At twenty Philip returned to Beaumanoir after long wanderings. He was the perfect scholar who had toiled at books and not less at the study of mankind. But his well-knit body and clear eyes showed no marks of bookishness, and Italy had made him a swordsman. A somewhat austere young man, he had kept himself unspotted in the rotting life of the Italian courts, and though he had learned from them suavity had not lost his simplicity. But he was more aloof than ever. There was little warmth in the grace of his courtesy, and his eyes were graver than before. It seemed that they had found much, but had had no joy of it, and that they were still craving. It was a disease of the time and men called it aegritudo. “No saint,” the aged Ambrose told the Countess. “Virtuous, indeed, but not with the virtue of the religious. He will never enter the Church. He has drunk at headier streams.” The Countess was nearing her end. All her days, for a saint, she had been a shrewd observer of life, but with the weakening of her body's strength she had sunk into the ghostly world which the Church devised as an ante-room to immortality. Her chamber was thronged with lean friars like shadows. To her came the Bishop of Beauvais, once a star of the Court, but now in his age a grim watch-dog of the Truth. To him she spoke of her hopes for Philip.

“An Italianate scholar!” cried the old man. “None such shall pollute the Church with my will. They are beguiled by such baubles as the holy Saint Gregory denounced, poetarum figmenta sive deliramenta. If your grandson, madame, is to enter the service of God he must renounce these pagan follies.”

The Bishop went, but his words remained. In the hour of her extremity the vision of Catherine was narrowed to a dreadful antagonism of light and darkness—God and Antichrist—the narrow way of salvation and a lost world. She was obsessed by the peril of her darling. Her last act must be to pluck him from his temptress. Her mood was fanned by the monks who surrounded her, narrow men whose honesty made them potent.

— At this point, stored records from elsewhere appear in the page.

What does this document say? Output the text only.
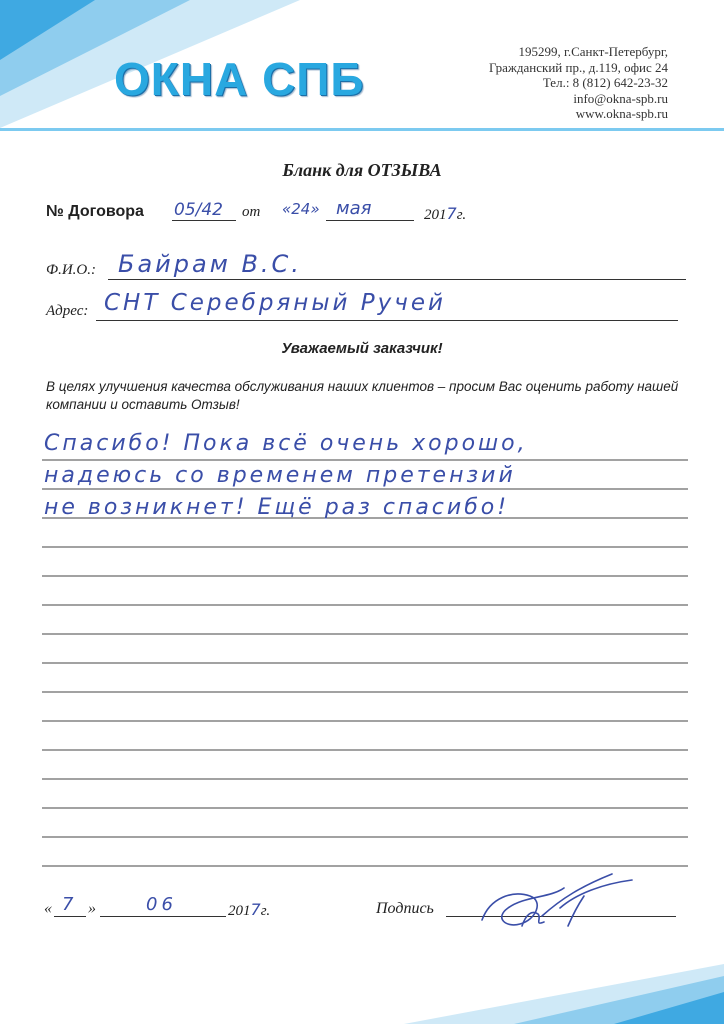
ОКНА СПБ
195299, г.Санкт-Петербург,
Гражданский пр., д.119, офис 24
Тел.: 8 (812) 642-23-32
info@okna-spb.ru
www.okna-spb.ru
Бланк для ОТЗЫВА
№ Договора 05/42 от «24» мая	2017г.
Ф.И.О.: Байрам В.С.
Адрес: СНТ Серебряный Ручей
Уважаемый заказчик!
В целях улучшения качества обслуживания наших клиентов – просим Вас оценить работу нашей компании и оставить Отзыв!
Спасибо! Пока всё очень хорошо,
надеюсь со временем претензий
не возникнет! Ещё раз спасибо!
« 7 »	06	2017г.	Подпись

The wan face on the bed moved Philip deeply. Tenderness filled his heart, and a great sense of alienation, for the dying woman spoke a tongue he had forgotten. Their two worlds were divided by a gulf which affection could not bridge. She spoke not with her own voice but with that of her confessors when she pled with him to do her wishes.

“I have lived long,” she said, “and know that the bread of this world is ashes. There is no peace but in God. You have always been the child of my heart, Philip, and I cannot die at ease till I am assured of your salvation.... I have the prevision that from me a saint shall be born. It is God's plain commandment to you. Obey, and I go to Him with a quiet soul.”

For a moment he was tempted. Surely it was a little thing this, to gladden the dying. The rich Abbey of Montmirail was his for the taking, and where would a scholar's life be more happily lived than among its cool cloisters? A year ago, when he had been in the mood of seeing all contraries but as degrees in an ultimate truth, he might have assented. But in that dim chamber, with burning faces around him and the shadow of death overhead, he discovered in himself a new scrupulousness. It was the case of Esau; he was bidden sell his birthright for pottage, and affection could not gloze over the bargain.